Re: American looking for some advice,
Hi again mr big...I've been thinking about your situation and have a suggestion. Have a nice afternoon/evening with your daughter and the boyfriend - in a very friendly, relaxed manner like "Hey, I'm the dad just getting to know my potential son-in-law. And in a really friendly way and with your daughter sitting with you both, start a discussion on each of the topics that you brought up here as concerns. Dont be accusatory, just be the dad who doesnt understand and is looking for answers. "Oh I understand you're diabetic....tell me about that" and persue details. Try to corner him - but again, its important that your daughter see you as the friendly dad looking out for his girl. And it will highlight even more his dishonesty and/or his falseness. Whenever I saw my dad together with a potential guy, it was always on my mind (NOT that I'd ever admit it out loud) but it was SO important that the guy "measure up"...and if he didnt, it would just plant that seed of doubt and cause me to lose interest even if it took some time. This approach worked with me and also my sister and nephew so its kind of tried-and-true....

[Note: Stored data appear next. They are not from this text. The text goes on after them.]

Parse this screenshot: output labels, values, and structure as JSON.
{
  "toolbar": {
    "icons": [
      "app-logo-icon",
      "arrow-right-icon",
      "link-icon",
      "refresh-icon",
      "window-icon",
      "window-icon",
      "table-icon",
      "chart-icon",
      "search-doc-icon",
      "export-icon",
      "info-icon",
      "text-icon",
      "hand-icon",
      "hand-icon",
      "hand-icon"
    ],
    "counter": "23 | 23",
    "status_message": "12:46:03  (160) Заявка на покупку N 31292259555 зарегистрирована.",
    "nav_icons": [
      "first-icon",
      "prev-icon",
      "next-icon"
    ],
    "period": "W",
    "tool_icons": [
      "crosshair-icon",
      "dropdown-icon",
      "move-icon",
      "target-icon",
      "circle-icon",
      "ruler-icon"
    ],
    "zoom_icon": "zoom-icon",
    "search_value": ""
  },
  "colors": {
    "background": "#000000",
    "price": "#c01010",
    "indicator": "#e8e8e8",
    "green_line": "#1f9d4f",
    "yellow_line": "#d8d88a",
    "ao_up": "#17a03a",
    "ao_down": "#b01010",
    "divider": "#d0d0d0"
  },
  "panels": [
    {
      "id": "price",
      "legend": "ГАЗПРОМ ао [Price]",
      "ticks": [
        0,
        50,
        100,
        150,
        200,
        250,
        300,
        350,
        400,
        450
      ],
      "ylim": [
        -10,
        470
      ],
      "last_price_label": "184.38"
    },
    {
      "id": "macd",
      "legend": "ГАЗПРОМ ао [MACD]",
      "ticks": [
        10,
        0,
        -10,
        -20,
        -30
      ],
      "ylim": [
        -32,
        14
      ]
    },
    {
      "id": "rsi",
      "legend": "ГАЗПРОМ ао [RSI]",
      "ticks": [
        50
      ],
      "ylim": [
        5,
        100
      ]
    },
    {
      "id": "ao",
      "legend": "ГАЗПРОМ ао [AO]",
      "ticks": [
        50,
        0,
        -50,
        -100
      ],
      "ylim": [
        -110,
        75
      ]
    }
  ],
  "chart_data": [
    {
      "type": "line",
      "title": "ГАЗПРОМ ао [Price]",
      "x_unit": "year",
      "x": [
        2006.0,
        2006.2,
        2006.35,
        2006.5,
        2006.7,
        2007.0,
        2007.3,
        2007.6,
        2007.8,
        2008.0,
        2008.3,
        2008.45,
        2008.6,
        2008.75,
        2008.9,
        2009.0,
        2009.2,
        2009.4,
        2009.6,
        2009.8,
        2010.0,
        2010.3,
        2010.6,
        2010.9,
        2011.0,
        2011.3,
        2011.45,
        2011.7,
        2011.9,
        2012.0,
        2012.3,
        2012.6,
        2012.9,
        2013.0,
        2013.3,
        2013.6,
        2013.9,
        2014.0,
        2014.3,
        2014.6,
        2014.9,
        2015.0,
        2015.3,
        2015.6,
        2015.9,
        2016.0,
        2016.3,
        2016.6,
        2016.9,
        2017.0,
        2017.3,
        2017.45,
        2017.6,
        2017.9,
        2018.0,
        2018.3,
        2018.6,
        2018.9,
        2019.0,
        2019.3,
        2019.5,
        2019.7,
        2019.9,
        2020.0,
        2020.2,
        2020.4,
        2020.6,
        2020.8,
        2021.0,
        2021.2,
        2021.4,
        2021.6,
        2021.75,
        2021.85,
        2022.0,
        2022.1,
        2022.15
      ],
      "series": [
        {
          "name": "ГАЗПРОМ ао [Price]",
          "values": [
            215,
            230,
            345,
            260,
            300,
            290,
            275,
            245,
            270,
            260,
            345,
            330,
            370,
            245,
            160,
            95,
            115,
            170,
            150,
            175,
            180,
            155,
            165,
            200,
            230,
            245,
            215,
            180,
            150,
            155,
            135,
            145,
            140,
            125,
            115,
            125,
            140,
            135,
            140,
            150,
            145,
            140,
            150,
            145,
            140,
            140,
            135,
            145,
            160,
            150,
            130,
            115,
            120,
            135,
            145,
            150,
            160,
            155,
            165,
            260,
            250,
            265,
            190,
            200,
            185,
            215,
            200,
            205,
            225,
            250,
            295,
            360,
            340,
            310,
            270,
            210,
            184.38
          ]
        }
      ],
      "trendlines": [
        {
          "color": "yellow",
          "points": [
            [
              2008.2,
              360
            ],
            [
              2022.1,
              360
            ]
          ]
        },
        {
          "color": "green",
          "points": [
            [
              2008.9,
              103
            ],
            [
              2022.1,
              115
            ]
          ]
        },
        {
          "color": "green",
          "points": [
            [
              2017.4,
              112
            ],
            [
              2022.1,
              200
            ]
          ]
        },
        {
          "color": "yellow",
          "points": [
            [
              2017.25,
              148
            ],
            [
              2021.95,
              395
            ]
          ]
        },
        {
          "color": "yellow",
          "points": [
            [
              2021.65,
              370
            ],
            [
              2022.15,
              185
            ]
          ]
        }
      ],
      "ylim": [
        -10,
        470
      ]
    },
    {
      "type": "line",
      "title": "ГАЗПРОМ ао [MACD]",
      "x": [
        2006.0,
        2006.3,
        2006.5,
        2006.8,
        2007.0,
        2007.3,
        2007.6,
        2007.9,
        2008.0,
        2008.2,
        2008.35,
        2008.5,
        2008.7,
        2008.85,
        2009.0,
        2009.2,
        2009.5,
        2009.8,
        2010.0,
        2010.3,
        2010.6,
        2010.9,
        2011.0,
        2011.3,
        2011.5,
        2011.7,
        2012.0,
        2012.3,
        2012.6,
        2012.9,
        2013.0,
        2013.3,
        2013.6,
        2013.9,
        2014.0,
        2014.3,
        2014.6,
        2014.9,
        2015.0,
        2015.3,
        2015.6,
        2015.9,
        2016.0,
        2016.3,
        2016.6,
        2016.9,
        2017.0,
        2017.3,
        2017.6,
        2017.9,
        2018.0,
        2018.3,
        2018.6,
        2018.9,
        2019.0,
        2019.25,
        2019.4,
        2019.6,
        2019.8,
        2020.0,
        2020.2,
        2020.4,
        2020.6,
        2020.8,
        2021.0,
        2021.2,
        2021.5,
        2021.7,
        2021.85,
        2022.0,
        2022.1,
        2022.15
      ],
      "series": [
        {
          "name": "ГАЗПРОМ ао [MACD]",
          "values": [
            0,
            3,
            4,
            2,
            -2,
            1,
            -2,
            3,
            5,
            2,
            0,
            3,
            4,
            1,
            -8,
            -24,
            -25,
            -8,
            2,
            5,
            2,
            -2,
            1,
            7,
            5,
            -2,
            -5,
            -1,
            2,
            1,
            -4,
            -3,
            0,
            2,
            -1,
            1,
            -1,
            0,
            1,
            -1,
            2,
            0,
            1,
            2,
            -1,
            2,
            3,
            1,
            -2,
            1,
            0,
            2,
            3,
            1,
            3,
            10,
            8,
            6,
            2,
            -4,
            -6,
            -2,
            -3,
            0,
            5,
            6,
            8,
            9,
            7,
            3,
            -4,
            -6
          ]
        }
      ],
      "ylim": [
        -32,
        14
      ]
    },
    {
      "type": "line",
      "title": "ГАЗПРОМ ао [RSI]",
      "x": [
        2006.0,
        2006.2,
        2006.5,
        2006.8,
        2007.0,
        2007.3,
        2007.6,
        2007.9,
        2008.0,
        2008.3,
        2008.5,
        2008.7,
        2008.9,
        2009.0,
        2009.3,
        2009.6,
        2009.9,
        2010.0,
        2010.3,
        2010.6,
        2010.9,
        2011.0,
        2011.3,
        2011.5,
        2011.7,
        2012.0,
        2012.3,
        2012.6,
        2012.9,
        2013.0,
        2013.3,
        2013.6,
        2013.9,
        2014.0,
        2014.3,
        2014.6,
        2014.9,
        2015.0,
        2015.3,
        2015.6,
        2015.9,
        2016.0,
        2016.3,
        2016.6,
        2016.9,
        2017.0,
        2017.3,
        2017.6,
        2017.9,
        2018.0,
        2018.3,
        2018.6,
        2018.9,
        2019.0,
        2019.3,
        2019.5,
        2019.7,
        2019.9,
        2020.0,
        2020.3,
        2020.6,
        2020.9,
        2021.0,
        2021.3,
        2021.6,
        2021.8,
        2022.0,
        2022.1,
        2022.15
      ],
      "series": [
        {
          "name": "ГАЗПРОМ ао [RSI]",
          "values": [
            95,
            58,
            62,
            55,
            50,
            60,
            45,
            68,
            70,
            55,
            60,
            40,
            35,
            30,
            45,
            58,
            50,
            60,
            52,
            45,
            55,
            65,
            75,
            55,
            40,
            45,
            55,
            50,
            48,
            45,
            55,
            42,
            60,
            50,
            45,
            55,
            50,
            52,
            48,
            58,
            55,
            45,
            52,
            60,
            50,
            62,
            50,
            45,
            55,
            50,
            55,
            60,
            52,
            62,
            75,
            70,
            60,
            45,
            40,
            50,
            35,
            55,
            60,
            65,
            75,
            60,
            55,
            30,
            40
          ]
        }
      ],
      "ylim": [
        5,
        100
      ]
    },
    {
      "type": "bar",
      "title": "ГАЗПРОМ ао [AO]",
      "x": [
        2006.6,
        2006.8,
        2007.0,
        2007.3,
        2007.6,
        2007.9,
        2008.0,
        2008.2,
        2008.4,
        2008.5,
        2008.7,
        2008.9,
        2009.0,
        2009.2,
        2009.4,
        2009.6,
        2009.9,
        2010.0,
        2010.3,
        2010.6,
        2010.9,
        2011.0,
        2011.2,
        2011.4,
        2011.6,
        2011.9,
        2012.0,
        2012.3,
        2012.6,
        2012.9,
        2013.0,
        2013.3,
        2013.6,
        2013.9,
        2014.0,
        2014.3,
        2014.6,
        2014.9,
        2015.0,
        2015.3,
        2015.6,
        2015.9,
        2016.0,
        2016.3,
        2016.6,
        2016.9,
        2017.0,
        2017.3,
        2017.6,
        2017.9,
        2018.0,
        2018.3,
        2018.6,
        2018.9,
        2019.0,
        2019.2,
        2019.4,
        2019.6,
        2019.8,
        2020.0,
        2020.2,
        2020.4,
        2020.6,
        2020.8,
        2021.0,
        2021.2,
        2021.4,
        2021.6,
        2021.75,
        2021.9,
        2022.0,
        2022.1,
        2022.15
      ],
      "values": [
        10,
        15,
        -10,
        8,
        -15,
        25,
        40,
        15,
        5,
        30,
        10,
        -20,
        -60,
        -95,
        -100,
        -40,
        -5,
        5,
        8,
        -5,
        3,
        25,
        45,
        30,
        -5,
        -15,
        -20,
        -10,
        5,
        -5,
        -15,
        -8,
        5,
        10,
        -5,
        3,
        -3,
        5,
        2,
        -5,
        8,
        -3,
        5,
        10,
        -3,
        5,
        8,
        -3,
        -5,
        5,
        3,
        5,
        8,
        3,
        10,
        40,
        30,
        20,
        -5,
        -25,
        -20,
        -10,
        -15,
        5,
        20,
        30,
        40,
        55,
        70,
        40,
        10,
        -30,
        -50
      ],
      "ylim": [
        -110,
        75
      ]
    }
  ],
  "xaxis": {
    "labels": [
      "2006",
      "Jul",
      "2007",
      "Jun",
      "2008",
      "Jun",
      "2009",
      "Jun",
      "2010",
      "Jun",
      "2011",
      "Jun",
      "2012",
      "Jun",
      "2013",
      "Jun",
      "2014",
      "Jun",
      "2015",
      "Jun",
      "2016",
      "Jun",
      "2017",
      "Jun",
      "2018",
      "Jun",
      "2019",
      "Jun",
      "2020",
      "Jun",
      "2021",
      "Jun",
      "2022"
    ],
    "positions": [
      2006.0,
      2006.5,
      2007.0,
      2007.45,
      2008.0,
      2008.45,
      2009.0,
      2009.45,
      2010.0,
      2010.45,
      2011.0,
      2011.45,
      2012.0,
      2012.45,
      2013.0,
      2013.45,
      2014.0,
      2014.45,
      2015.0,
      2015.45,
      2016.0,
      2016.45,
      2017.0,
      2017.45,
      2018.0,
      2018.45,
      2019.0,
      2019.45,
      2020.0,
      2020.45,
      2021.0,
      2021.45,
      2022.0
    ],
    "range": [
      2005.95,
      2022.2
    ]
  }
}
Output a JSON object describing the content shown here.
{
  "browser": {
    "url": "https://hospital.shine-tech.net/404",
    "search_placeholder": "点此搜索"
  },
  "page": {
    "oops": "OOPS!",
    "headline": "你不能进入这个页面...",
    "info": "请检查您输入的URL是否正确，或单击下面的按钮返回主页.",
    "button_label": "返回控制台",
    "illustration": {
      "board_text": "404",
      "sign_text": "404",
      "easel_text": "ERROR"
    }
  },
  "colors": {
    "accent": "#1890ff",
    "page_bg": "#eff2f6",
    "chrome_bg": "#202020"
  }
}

The problem is he's already relocated over 1200 miles from me and isn't coming back here until the wedding, after that my daughter will be leaving. She's already moved some of her things there, you have to understand that he quickly took a new job in another state without telling anyone what he was up to and still hasn't had the decency to speak to me about it. I've been fuming ever since trying to decide what to do, I had hoped my daughter wasn't going to go along with it. I believe he already looks at her as being his property.
Also, most of the things I've found out about him I discovered on my own after he moved, my daughter hasn't been very forth coming telling me things about him, I believe she knows I don't like him and has avoided speaking to me about him.